Who were the “hereditary defectives and degenerates”? Again, the state fair exhibits make the answer perfectly clear. Criminals (“very few normal people ever go to jail”), the mentally ill, the developmentally disadvantaged, and the chronically indigent were all “born to be a burden.” These “defectives” and “degenerates” supposedly appeared disproportionately frequently among certain racial and ethnic groups. Lita Hollingworth, associate professor at Columbia Teachers College, noted in her highly influential Gifted Children: Their Nature and Nurture (1926), “one result recurs persistently wherever American children are tested by nationality of ancestors. American children of Italian parentage show a low average of intelligence. The selection of Italians received into this country has yielded very few gifted children.”

WWI intelligence tests showed incontrovertibly, according to Harry Laughlin and other eugenicists, including Lewis Terman of Stanford, who helped create the original I.Q. tests, that Italians and other immigrants possessed low intelligence on average. Indeed, 70% of the foreign‐born draft sample scored 90 or lower on these I.Q. tests, compared to 46% among the native‐born white draft sample. African American scores were even lower: 49% scored below 70. A score of 100 indicated “normal” intelligence.

Who were “those in control” who “must see to it that there shall be fit matings and many children among those most richly endowed by nature” and that “hereditary defectives and degenerates” not be “permitted to reproduce at all”? Eugenicists contemplated – and to large extent achieved – a state far more powerful and intrusive than that created by the Founders. Consider just a brief list of the movement’s successes in the 1920s:

State after state adopted variants of Virginia’s racial purity law, which outlawed interracial marriage and/or a model sterilization law drafted by Record Office assistant director Laughlin that provided for the involuntary sterilization of criminals, “defectives,” and “degenerates.”

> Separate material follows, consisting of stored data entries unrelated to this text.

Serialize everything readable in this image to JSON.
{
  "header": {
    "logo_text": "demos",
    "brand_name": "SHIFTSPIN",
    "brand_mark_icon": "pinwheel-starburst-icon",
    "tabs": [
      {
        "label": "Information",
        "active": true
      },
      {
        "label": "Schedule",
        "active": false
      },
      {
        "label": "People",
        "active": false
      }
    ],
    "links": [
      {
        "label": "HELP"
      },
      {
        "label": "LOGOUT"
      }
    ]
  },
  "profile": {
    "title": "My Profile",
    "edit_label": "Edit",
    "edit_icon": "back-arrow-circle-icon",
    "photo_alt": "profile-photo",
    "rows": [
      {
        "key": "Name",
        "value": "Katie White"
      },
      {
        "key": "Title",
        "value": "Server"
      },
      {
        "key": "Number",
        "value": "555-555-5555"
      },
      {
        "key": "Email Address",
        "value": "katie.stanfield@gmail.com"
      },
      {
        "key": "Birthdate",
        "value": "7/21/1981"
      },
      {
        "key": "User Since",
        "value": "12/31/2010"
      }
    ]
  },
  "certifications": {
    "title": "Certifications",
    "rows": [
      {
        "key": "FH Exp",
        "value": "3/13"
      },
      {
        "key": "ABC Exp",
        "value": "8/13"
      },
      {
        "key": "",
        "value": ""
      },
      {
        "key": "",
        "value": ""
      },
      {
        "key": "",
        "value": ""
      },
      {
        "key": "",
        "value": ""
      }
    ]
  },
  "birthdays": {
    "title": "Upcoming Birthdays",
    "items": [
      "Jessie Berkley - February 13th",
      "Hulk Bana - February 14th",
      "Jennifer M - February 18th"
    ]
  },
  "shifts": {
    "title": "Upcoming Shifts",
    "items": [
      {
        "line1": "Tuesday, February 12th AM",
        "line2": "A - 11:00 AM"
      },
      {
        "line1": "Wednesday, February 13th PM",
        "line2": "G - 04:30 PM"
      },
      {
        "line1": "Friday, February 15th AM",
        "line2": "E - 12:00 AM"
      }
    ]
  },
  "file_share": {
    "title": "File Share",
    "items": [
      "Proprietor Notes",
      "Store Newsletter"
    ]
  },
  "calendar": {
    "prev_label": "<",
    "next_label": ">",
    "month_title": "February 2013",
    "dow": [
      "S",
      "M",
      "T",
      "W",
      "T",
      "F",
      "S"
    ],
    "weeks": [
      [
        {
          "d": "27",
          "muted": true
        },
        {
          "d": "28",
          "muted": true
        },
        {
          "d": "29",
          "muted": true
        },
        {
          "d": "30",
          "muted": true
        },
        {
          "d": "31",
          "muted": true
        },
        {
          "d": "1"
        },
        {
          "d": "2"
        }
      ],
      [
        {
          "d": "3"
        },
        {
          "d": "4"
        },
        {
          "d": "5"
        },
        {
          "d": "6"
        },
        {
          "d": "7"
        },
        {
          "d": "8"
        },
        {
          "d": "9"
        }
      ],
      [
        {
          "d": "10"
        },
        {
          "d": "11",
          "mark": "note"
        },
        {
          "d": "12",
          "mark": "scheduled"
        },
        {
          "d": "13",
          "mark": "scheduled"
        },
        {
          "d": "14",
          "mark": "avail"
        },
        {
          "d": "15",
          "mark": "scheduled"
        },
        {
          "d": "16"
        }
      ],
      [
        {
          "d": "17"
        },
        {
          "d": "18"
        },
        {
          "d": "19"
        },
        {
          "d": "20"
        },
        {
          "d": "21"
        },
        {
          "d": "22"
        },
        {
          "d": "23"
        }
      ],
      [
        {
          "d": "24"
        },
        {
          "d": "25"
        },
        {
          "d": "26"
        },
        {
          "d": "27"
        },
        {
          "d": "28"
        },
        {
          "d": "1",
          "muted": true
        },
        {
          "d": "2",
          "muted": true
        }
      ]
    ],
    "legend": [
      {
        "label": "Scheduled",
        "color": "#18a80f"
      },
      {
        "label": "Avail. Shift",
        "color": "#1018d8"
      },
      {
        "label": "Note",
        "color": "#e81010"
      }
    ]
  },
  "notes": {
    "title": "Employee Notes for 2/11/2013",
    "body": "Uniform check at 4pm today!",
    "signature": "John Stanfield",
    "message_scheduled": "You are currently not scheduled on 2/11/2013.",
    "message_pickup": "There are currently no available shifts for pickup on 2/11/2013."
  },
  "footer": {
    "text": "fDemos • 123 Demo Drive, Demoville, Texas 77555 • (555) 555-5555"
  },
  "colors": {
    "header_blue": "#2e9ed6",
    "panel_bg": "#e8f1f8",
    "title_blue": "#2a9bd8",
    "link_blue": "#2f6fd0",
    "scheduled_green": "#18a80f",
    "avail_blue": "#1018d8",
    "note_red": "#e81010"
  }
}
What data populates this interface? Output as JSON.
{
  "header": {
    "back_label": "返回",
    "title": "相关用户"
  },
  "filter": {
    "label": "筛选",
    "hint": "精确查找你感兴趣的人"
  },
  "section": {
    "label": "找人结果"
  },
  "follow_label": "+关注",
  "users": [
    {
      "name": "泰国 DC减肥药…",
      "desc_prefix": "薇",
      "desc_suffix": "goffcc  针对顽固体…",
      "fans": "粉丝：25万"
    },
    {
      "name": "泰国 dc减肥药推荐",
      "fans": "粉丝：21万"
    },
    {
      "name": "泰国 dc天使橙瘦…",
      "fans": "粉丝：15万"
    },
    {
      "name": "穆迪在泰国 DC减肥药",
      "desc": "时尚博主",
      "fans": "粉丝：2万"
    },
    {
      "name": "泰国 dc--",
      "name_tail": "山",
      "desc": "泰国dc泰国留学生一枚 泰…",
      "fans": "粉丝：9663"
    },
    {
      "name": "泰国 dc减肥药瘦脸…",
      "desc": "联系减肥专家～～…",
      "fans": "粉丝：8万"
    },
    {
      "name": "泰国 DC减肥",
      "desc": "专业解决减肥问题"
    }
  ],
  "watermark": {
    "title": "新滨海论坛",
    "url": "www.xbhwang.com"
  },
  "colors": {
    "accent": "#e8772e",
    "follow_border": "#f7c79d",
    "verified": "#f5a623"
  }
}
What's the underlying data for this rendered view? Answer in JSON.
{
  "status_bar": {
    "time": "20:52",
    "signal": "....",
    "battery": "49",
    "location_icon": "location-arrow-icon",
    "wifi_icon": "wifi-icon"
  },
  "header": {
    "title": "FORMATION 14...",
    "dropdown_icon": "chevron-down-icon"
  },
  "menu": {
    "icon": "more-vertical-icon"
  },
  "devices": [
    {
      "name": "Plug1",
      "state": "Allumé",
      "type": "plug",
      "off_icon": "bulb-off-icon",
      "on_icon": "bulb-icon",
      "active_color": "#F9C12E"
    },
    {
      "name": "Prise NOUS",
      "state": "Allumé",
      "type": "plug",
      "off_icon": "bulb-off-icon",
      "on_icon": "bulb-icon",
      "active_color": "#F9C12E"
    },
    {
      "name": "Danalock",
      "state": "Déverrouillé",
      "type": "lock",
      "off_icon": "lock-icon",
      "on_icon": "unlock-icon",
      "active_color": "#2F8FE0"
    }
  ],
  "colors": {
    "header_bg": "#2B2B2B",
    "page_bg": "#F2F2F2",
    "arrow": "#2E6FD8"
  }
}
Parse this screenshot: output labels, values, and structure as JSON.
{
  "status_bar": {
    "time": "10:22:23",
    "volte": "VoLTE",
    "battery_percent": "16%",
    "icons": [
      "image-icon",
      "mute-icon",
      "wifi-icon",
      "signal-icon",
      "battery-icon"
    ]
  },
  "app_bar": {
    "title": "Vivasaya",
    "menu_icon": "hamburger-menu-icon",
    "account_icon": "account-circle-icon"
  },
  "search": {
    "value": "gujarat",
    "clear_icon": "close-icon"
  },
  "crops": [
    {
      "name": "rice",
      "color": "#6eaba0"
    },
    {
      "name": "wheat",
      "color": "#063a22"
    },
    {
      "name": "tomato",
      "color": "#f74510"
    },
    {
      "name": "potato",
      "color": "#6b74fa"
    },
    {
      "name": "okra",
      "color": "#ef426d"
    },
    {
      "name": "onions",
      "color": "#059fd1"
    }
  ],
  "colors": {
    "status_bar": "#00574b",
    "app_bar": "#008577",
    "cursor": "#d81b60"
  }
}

The Immigration Act of 1924, which established U.S. immigration quotas until 1965, closely followed the recommendations of Laughlin’s testimony.

Public school systems across the country began “tracking” students based upon I.Q. tests developed in accord with eugenics principles.

By the 1920s, eugenics was well established as a branch of biology. Most high school and college textbooks, for example, devoted a chapter to it – including the one used by John T. Scopes to teach evolution in Tennessee. Typical treatments began with the observation that experience had shown how plants and animals could be improved by proper breeding techniques. Surely it was reasonable to assume the same would hold for humans.

In addition to the reasons advanced by advocates of eugenics, there were others that drew upon historic prejudices and hatreds, prejudices and hatreds that became ever more vitriolic during the 1920s and 1930s. Anti‐Catholicism and anti‐Semitism lurked just below the surface in the quota system. Look at the quotas for such predominantly Catholic countries as Poland, Italy, Spain, Portugal, Hungary, Lithuania, Latvia, Austria, and Spain. The only predominantly Catholic country with a comparatively large quota was the Irish Free State. Look at the quotas for countries with large Jewish populations – Russia, Poland, Lithuania, and Austria. Look at the countries with large populations of Orthodox Christians, such as Russia, Greece, and Syria. The bias against non‐Protestants was pronounced.

Racial animosities predated the campaigns of eugenicists. Note that the exclusion of Chinese and Japanese continued. There were also no quotas for Korea or India. Fears of the “Yellow Peril” had not diminished in the two generations after the Chinese Exclusion Act.

Eugenicists were just one voice in the quarrel over who was or could become an American, albeit a disproportionally powerful voice. There was also the Ku Klux Klan, whose rebirth tells a good deal about postwar America.

Notes

1 1 John Maynard Keynes, The Economic Consequences of Peace (Harcourt, Brace, and Howe, 1920), 41.